Issue (i): whether pending eviction proceedings under the Delhi and Ajmer Rent Control Act, 1952 had to be governed by the modified scheme in the Delhi Rent Control Act, 1958 by reason of the saving provision.
Analysis: The saving provision required pending suits and proceedings to continue under the old Act, but the Court had to have regard to the provisions of the new Act where the later enactment only slightly modified or clarified the earlier law. On comparison, the provision for striking out the tenant's defence under the old Act and the corresponding provision in the new Act were substantially similar, except that the later law replaced a mandatory consequence with a discretionary power.
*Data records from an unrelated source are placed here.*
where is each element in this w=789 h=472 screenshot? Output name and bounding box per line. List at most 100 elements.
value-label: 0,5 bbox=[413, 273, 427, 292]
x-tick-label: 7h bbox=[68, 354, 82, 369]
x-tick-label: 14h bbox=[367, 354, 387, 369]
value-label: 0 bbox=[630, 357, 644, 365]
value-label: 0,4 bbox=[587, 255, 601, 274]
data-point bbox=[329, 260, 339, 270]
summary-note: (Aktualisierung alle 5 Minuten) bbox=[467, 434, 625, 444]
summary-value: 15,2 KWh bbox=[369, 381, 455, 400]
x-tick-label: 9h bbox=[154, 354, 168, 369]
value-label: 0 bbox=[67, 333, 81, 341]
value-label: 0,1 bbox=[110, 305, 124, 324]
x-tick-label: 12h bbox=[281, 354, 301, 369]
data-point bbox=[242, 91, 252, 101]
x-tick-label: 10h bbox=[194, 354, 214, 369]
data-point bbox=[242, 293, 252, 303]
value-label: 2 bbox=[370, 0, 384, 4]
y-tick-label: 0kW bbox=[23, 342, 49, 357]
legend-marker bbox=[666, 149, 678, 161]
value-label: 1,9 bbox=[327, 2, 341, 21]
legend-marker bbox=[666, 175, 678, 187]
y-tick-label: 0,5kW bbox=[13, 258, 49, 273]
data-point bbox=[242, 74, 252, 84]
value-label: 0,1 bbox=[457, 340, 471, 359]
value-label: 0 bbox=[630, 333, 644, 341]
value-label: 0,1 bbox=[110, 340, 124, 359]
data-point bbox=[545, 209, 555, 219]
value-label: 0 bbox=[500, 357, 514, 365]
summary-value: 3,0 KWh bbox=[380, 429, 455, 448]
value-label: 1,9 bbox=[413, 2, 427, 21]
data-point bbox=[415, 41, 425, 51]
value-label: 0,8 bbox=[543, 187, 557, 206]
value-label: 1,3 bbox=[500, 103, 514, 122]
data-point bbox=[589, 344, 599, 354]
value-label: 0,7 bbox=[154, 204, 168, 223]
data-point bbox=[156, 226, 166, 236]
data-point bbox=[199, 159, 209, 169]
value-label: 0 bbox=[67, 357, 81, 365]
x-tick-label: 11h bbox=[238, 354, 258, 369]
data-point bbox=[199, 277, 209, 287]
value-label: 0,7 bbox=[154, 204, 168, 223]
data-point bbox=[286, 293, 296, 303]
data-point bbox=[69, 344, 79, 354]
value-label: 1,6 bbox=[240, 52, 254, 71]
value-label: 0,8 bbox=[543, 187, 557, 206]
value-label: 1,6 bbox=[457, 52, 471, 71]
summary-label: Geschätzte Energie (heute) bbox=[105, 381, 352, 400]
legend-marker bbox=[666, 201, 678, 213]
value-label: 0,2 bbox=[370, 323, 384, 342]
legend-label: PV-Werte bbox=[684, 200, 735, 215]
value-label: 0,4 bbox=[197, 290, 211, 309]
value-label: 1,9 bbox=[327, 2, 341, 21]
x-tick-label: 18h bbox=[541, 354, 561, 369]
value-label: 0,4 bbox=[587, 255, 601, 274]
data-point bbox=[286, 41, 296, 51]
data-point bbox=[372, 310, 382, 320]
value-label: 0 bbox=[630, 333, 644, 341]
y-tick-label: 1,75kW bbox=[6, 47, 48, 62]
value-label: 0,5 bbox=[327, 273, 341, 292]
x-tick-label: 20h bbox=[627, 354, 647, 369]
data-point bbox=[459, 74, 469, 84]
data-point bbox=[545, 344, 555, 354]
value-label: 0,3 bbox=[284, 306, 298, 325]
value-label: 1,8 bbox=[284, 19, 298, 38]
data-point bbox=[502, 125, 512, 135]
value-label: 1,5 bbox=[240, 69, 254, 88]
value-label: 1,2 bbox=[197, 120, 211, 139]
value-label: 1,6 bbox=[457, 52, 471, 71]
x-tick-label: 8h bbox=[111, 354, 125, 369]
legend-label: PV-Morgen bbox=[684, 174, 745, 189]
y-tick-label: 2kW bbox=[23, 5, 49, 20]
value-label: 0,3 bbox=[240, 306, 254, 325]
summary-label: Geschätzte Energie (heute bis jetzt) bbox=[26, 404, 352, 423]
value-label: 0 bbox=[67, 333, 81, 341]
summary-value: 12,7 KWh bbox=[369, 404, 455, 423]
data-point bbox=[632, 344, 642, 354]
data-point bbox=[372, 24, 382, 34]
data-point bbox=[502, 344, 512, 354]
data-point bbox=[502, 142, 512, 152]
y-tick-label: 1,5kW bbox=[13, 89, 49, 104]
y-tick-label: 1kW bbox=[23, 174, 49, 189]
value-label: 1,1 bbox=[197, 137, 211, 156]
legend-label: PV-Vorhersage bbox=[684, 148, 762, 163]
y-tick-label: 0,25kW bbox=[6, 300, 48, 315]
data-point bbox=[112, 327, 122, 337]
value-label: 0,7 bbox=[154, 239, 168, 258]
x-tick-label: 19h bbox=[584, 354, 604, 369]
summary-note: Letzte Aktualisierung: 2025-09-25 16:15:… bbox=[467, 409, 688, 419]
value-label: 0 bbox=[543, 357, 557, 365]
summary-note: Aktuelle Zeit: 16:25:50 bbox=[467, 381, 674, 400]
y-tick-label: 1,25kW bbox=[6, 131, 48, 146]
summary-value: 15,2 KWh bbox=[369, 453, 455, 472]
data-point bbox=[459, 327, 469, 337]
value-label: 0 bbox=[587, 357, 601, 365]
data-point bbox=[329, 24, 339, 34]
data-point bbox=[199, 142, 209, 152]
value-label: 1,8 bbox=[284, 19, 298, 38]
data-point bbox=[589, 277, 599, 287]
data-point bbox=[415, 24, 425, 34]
That change was a deliberate modification and therefore had to be applied to pending matters.
Conclusion: The modified discretion under the 1958 Act applied to the pending proceeding.
Issue (ii): whether failure to take that statutory change into account made the proceedings not according to law so as to justify interference in revision.
Analysis: Where the law requires the Court to have regard to a statutory provision, omission to do so means that the proceeding is not according to law. The revisional power extends to correcting such legal error. Since neither the trial court nor the appellate court considered the effect of the saving provision and the later discretionary scheme, the High Court ought to have interfered. The tenant's delayed payment was a relevant circumstance that should have been considered in exercising discretion under the new law.
Conclusion: The proceedings were not according to law and the High Court should have set aside the order striking out the defence.
Final Conclusion: The tenant succeeded in revision because the later statutory discretion had to be applied to the pending case, and the failure to do so vitiated the orders below.
Ratio Decidendi: In pending proceedings saved by a repealing-and-saving clause, if the new Act substantially modifies the earlier provision, the court must apply the modification; failure to do so renders the proceeding not according to law and is correctable in revision.